Mutezile Allah’ın sıfatları konusunda kendilerine ait beş temel ilkeden birincisi olan “Tevhid” ilkesine göre oluşturdukları bir düşünceye sahiptir. Buna göre Allah Teala, zatında ve fiillerinde bir ve tek olduğu gibi sıfatlarında da bir ve tektir. Mutezilenin kurulup geliştiği dönemde Allah’ın sıfatları konusunda üç temel düşünce hakimdir:
Birincisi: Cenab-ı Allah'ın bağımsız, kadîm veya ezelî manalar olarak zâtî sıfatlara sahip olduğunu söyleyen Sıfâtiyye adı verilen grubun düşüncesidir. Buna göre Allah Teala’nın zatına ait ezelî sıfatları vardır. Bu sıfatlar Allah’ın zatı ile kaimdir ve bu sıfatların hakiki/vücudî varlıkları bulunmaktadır.

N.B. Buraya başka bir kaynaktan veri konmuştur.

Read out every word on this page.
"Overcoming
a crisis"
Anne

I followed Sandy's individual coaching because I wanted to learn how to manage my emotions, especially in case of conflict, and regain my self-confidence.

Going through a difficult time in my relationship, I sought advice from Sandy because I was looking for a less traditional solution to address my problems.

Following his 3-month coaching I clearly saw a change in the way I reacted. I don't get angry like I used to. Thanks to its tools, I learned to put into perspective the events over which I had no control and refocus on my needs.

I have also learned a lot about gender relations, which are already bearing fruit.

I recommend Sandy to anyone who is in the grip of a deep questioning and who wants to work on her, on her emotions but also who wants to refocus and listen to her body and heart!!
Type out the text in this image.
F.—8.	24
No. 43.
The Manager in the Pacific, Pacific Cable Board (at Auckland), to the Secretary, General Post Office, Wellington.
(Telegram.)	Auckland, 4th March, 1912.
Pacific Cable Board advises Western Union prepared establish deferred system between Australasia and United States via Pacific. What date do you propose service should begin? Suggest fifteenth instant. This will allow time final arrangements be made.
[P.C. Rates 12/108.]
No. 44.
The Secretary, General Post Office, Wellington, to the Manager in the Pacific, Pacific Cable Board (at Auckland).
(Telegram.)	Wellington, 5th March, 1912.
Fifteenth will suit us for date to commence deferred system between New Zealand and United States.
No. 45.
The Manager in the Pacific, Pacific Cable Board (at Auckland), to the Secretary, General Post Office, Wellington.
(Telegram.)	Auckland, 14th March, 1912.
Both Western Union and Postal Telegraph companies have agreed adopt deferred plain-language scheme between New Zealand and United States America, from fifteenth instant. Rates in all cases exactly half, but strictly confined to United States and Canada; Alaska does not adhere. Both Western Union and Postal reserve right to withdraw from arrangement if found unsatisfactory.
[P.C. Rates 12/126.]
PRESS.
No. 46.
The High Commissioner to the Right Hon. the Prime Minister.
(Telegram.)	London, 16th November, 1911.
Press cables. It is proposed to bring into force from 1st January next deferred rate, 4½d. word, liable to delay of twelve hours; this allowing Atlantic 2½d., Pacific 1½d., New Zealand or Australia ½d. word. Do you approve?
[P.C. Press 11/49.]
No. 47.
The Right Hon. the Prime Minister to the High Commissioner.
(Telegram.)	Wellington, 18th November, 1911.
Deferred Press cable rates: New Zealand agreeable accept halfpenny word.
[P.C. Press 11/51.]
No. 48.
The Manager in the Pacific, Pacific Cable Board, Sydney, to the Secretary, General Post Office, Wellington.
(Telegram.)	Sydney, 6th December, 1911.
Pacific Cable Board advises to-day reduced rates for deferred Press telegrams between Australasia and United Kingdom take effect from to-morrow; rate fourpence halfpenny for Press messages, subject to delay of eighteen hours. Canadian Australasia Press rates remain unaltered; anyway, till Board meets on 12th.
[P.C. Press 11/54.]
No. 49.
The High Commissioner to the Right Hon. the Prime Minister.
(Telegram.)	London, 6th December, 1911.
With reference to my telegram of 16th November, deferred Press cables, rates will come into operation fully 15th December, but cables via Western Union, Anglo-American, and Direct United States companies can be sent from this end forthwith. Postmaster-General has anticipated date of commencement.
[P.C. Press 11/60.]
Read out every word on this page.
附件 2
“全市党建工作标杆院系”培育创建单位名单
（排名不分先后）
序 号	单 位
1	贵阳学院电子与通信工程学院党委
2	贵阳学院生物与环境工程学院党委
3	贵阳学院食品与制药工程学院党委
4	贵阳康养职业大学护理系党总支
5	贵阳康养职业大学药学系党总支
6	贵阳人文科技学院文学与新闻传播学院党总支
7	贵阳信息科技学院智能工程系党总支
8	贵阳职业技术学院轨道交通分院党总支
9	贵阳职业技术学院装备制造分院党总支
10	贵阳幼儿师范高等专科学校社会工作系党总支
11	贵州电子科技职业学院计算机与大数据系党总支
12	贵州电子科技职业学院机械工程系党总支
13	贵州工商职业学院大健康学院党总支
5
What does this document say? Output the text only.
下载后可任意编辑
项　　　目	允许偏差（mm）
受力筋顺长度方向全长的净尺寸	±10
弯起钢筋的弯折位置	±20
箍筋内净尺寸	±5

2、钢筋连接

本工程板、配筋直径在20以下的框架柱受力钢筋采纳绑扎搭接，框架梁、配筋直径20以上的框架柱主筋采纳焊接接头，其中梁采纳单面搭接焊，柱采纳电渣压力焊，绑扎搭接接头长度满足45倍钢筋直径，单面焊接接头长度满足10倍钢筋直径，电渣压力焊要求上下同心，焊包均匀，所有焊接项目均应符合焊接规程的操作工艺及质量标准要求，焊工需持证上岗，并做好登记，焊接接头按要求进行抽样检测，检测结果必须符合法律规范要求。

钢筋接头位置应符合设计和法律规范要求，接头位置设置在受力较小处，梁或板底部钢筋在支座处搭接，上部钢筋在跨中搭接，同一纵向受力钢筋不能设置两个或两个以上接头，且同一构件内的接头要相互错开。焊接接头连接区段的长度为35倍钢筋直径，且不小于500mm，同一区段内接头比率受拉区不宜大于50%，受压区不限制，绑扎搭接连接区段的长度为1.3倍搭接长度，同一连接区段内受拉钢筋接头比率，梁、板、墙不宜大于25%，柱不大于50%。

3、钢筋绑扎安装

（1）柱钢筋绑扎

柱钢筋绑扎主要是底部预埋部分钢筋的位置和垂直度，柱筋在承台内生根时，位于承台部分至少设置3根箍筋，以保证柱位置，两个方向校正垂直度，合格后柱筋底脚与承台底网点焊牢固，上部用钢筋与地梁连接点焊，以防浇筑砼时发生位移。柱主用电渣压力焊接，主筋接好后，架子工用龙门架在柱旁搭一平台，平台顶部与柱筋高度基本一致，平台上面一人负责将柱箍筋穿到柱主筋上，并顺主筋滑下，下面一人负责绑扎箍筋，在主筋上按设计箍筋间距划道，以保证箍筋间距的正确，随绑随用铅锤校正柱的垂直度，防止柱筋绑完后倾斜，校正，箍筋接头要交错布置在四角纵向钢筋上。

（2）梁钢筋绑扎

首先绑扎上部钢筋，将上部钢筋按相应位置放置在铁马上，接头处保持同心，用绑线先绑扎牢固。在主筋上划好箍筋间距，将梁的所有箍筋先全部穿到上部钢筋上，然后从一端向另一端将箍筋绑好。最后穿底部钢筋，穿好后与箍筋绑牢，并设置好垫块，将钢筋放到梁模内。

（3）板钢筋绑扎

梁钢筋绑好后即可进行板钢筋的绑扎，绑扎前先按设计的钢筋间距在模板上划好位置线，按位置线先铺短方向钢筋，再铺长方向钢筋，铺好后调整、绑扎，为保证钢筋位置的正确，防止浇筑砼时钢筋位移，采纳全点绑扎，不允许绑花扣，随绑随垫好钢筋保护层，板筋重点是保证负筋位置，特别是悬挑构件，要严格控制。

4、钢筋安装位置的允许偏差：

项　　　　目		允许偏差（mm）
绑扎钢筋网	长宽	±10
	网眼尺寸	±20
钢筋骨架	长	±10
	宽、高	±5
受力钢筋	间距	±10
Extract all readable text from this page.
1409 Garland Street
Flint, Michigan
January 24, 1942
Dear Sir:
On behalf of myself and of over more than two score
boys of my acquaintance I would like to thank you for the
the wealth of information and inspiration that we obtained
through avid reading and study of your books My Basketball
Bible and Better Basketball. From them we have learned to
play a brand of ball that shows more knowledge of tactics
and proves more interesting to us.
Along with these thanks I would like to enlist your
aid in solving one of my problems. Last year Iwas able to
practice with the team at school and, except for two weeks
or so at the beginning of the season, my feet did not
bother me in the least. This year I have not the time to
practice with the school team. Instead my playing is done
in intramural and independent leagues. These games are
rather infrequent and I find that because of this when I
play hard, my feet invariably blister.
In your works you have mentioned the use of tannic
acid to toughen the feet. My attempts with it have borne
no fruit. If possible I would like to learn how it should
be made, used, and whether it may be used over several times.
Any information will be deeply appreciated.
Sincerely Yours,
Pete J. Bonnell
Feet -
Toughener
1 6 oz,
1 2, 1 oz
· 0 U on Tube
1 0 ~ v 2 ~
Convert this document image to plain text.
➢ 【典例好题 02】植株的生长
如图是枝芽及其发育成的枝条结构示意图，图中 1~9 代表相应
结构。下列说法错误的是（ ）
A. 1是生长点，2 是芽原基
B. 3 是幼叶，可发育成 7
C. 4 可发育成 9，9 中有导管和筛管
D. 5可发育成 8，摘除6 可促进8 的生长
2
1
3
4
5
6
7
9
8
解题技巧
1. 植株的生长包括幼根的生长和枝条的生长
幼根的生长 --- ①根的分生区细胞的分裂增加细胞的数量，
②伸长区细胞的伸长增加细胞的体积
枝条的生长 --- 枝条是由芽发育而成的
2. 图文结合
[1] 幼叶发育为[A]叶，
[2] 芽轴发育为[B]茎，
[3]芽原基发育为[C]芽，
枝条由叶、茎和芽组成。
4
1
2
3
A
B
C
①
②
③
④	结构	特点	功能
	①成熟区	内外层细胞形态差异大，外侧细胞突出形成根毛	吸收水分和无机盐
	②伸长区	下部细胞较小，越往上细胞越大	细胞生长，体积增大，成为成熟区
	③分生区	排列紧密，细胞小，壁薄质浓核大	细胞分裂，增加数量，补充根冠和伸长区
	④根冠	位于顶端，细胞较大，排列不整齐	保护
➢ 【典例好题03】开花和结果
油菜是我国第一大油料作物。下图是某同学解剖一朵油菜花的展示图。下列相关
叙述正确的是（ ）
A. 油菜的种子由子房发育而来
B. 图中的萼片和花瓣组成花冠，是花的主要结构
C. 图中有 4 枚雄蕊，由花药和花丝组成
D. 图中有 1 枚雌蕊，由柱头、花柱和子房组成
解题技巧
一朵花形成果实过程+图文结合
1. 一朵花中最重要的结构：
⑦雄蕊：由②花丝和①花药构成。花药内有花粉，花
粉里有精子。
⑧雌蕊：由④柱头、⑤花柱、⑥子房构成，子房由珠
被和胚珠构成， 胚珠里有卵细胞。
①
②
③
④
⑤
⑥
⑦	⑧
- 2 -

Ehl-i sünnet genellikle bu düşüncededir.
İkincisi: Haşviyye grubudur ki Allah Teala’ya makam, cismaniyet, mekan gibi maddi anlamlar da nispet etmişlerdir.
Üçüncüsü: Batıniyye grubudur ki bunlar da Allah Teala’nın sıfatlarının ezelî değil sonradan oluştuğunu kabul ederler.
Bunların dışında Hristiyanlar da Tanrı’nın üç uknum (esas, temel veya şahsiyet) hâlinde var olduğunu, bu uknumlardan her birinin kadim/ezeli manalar olduğunu benimsemişlerdir.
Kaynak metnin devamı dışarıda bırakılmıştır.